Tiaan Nagel, the new editor for Associated Media’s House and Leisure magazine, is planning a content ‘evolution’ for the established lifestyle title, in line with Associated Media’s 360 degree innovation strategy. 'I am fortunate enough to have joined Associated Media, a group that really understands how to deliver 360 degree content to its audiences,' says Nagel. 'House and Leisure has a vibrant digital presence which complements our readers’ experience perfectly. My goal is to build on this interplay between print and digital. We will become a true lifestyle companion, offering inspirational and practical content in equal measures.' The magazine has a 146 000 strong readership with an equally impressive social media following (35,854 Facebook followers, 19,500 on Instagram, 18,294 on Twitter and 9600 on Pinterest). The brand also extends beyond print and online to encompass successful projects, events and competitions. The House and Leisure title, which launched in 1993, is an established brand that is recognised as a market leader, offering expert décor-design content, packaged as a curated lifestyle guide. However, Nagel points out that the role of consumer magazines has changed drastically, and that the opportunities for content is ever evolving.
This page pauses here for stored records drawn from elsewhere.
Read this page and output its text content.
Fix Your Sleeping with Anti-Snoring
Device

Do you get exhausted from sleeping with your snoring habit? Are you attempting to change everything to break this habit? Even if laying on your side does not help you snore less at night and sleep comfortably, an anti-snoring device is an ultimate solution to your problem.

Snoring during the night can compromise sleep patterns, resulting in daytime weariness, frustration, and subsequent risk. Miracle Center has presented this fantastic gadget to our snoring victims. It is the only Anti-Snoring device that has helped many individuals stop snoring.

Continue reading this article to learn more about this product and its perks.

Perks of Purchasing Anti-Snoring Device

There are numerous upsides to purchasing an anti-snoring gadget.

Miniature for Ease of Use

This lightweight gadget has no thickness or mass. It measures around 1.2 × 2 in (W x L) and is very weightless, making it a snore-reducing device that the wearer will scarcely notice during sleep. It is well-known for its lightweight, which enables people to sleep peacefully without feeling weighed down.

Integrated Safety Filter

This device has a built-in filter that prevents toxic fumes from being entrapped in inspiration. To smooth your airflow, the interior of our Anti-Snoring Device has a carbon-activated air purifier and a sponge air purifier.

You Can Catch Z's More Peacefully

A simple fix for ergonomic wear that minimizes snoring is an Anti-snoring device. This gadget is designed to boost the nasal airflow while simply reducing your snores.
He continues: Print needs to maintain its authoritative and curated voice, and ensure it’s constantly plugged into the zeitgeist – a gauge for modern and informed living. But, as a brand, we look at many avenues to connect with our audience. It’s about creating a 360 degree experience where she/he can be inspired, and then get to smell/taste/hear and feel it. It’s really about making the pages come to life with innovative engagements with our reader.' Nagel feels that today’s challenge is finding the relevant channel and matching that with relevant content to stimulate growth of the title and expand its audience. 'It’s about making short films explaining the interior of a house, a chef doing a quick fun tutorial or an artist talking us through their inspiration. It’s about a conversational feed on Twitter & Facebook that keeps the audience both up-to-date and inspired and a blast of eclectic visual inspiration on Instagram.'

unnamed-1 Tiaan Nagel, House and Leisure editor

With regards to editorial content, Nagel says that a healthy dose of disruption is never a bad idea so the plan is to shake things up a bit. 'Readers can expect an evolution, not a revolution. Our plans include diversifying the style of houses featured so that we showcase homes from across the design spectrum that suit a variety of pockets and tastes. We want to explore how stylish South Africans choose to live and celebrate great South African design.' Spotting new talent and promoting innovation have always been priority for the title, and remains one of the key focus areas of the House & Leisure brand. 'It’s important to celebrate & support the ’next generation’ of creative thinkers, as we did in our Next Generation feature in the October issue.' Other content enhancements on the cards for the title include Travel & Food. 'Travel will be upweighted, and in particular, travel on the African continent,' he says. 'We plan to deliver a refreshed concept, where our audience is given more than the usual Travel spread - the tools to help them on their travels across all channels, plus information to inspire our readers to soak up as much of the destination’s style, culture and fare as possible.' With regards to the recent format changes, Nagel says: 'From a visual perspective, we are making small changes to the brand’s identity and have moved to a more matte modern paper stock that has been widely welcomed.' Nagel concludes by saying that for him, the focus should always be about looking forward and for the brand to maintain its cache it needs to be a part of that forward movement. About Tiaan Tiaan’s extensive understanding of contemporary design is informed by his background in fashion design. After studying at the prestigious Lisof London International School of Fashion he moved on to become the creative director at Marion and Lindie and launched his own namesake brand alongside that. For the past five years, he has worked in the dynamic environment of print media. He started out as a freelance contributor to Elle Décor and then consulted for Times Media on its home/interior suite, conceptualising the look and feel and editorial direction with the editor. He developed Times Media’s fashion suite and extended this platform from newspapers into magazines launching the ST Fashion Weekly, The Edit and The Edit Man.